Pour beaucoup, cette voie représente une échappatoire à un système jugé trop sélectif. Mais pour d’autres, elle pose un problème d’équité. « Ceux qui partent sont souvent ceux qui peuvent se le permettre, car c’est très cher », déplore Gabriel, étudiant en quatrième année de médecine et représentant de l’ANEMF à Tours. Il dit comprendre la démarche, mais s’inquiète d’une « injustice sociale » : « Ce serait injuste pour ceux qui se battent dans le système français. »
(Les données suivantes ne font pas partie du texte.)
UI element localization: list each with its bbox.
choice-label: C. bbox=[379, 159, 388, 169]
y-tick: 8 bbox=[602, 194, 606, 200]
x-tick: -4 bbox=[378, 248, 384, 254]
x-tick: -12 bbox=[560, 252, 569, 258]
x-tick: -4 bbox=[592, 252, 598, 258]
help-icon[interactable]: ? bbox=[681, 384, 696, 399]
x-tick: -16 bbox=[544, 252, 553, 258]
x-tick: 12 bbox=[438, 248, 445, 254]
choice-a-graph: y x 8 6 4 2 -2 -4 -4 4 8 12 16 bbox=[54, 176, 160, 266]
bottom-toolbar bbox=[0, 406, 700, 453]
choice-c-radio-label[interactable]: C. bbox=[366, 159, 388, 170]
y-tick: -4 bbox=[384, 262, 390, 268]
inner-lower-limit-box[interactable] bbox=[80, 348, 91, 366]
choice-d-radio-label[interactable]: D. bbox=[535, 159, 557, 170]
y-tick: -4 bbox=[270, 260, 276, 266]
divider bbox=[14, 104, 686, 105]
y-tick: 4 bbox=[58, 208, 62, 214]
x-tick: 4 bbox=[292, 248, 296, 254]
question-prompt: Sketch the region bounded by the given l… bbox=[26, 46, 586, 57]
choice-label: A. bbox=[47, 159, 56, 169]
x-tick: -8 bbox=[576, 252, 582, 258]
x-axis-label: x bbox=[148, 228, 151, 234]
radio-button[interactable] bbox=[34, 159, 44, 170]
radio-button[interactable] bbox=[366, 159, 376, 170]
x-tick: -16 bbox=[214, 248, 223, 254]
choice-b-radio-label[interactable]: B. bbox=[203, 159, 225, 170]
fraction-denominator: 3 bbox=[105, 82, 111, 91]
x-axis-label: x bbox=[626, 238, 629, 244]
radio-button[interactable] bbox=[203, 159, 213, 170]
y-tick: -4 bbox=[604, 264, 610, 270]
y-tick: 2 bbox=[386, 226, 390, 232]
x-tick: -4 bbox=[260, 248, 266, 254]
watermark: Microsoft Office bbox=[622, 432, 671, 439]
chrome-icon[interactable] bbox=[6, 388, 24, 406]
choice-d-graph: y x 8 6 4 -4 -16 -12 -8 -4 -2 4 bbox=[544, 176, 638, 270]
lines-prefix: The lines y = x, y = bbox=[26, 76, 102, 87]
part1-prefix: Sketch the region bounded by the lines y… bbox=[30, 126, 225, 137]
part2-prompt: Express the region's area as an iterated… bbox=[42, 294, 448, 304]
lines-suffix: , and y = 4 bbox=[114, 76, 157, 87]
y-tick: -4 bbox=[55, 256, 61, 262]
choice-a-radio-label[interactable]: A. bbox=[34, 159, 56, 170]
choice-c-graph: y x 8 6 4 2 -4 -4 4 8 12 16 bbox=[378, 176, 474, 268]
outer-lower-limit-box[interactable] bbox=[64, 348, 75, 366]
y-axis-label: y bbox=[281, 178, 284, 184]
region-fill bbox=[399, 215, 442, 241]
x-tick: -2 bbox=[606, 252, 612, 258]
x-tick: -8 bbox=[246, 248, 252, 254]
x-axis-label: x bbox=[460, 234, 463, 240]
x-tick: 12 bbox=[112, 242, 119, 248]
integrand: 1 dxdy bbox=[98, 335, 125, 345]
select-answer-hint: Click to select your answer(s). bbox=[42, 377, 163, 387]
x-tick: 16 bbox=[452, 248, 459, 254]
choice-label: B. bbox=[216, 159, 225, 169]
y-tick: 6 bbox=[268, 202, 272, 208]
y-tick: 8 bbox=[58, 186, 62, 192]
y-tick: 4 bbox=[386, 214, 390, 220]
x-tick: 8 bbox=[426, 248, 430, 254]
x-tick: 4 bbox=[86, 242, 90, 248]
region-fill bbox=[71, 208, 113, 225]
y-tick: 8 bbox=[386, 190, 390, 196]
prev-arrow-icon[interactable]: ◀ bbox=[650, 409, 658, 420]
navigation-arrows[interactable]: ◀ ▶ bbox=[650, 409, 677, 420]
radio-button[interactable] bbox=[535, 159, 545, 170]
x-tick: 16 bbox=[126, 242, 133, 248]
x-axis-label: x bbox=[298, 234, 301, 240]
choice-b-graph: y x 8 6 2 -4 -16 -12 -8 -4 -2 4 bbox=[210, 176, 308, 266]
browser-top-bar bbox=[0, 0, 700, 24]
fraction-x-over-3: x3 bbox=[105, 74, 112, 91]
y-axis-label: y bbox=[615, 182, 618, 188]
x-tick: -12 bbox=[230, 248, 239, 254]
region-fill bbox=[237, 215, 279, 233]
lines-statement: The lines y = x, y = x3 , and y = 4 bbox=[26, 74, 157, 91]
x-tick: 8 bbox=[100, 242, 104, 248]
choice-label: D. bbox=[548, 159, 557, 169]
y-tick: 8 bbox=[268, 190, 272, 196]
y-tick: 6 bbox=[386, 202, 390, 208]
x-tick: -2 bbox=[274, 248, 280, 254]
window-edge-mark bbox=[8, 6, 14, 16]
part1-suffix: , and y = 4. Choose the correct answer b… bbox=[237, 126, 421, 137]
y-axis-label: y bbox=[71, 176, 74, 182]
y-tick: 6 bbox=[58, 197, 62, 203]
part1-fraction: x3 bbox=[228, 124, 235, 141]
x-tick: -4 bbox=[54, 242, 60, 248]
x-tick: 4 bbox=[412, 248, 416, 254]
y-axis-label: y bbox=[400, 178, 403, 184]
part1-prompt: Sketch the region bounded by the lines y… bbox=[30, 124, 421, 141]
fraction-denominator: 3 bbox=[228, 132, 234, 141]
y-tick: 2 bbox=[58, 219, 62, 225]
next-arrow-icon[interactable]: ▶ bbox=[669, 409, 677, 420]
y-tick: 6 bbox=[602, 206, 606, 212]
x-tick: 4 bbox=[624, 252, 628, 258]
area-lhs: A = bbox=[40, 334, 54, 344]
Une rigueur à géométrie variable

En France, la première année reste une épreuve redoutable. « Si on ne supporte pas la première année, c’est qu’on n’est peut-être pas fait pour ça », estime Patrick Petit, président du Conseil de l’ordre des médecins du Centre-Val de Loire. Selon lui, la sélection forge la rigueur et la solidité psychologique indispensables à la pratique médicale.
Il redoute qu’en contournant le système, on favorise une « médecine à deux vitesses » : « Ceux qui voudraient éviter la sélection en première année et revenir sans contrainte, c’est toute l’ambiguïté du système. »

Le doyen de la faculté de médecine de Tours, Denis Angoulvant, partage cette inquiétude. « Ceux qui n’ont pas réussi la sélection ne devraient pas pouvoir la contourner simplement en payant leurs études ailleurs », explique-t-il à France 3 Centre-Val de Loire. Il s’oppose à la proposition de réintégrer automatiquement dans les hôpitaux français les étudiants formés en Roumanie : « J’ai déjà du mal à trouver des terrains de stage pour tous mes élèves. Si on m’impose d’accueillir 300 étudiants venus de Roumanie, ce serait injuste. »

https://www.whatsupdoc-lemag.fr/article/je-nai-pas-fait-6-ans-de-medecine-en-roumanie-pour-rentrer-en-france-dans-une-specialite-qui-me-plait-moins

Un diplôme reconnu, mais un retour incertain

Le diplôme roumain est reconnu dans toute l’Union européenne. Les diplômés peuvent donc revenir exercer en France et s’inscrire à l’Ordre des médecins. Mais le retour n’est pas automatique : 83 % des étudiants formés à l’étranger échouent à l’examen final pour accéder au troisième cycle, contre 3 % pour ceux formés en France, selon le Conseil national de l’Ordre des médecins.

*Le prénom a été modifié pour respecter l’anonymat, conformément à la volonté de la témoin.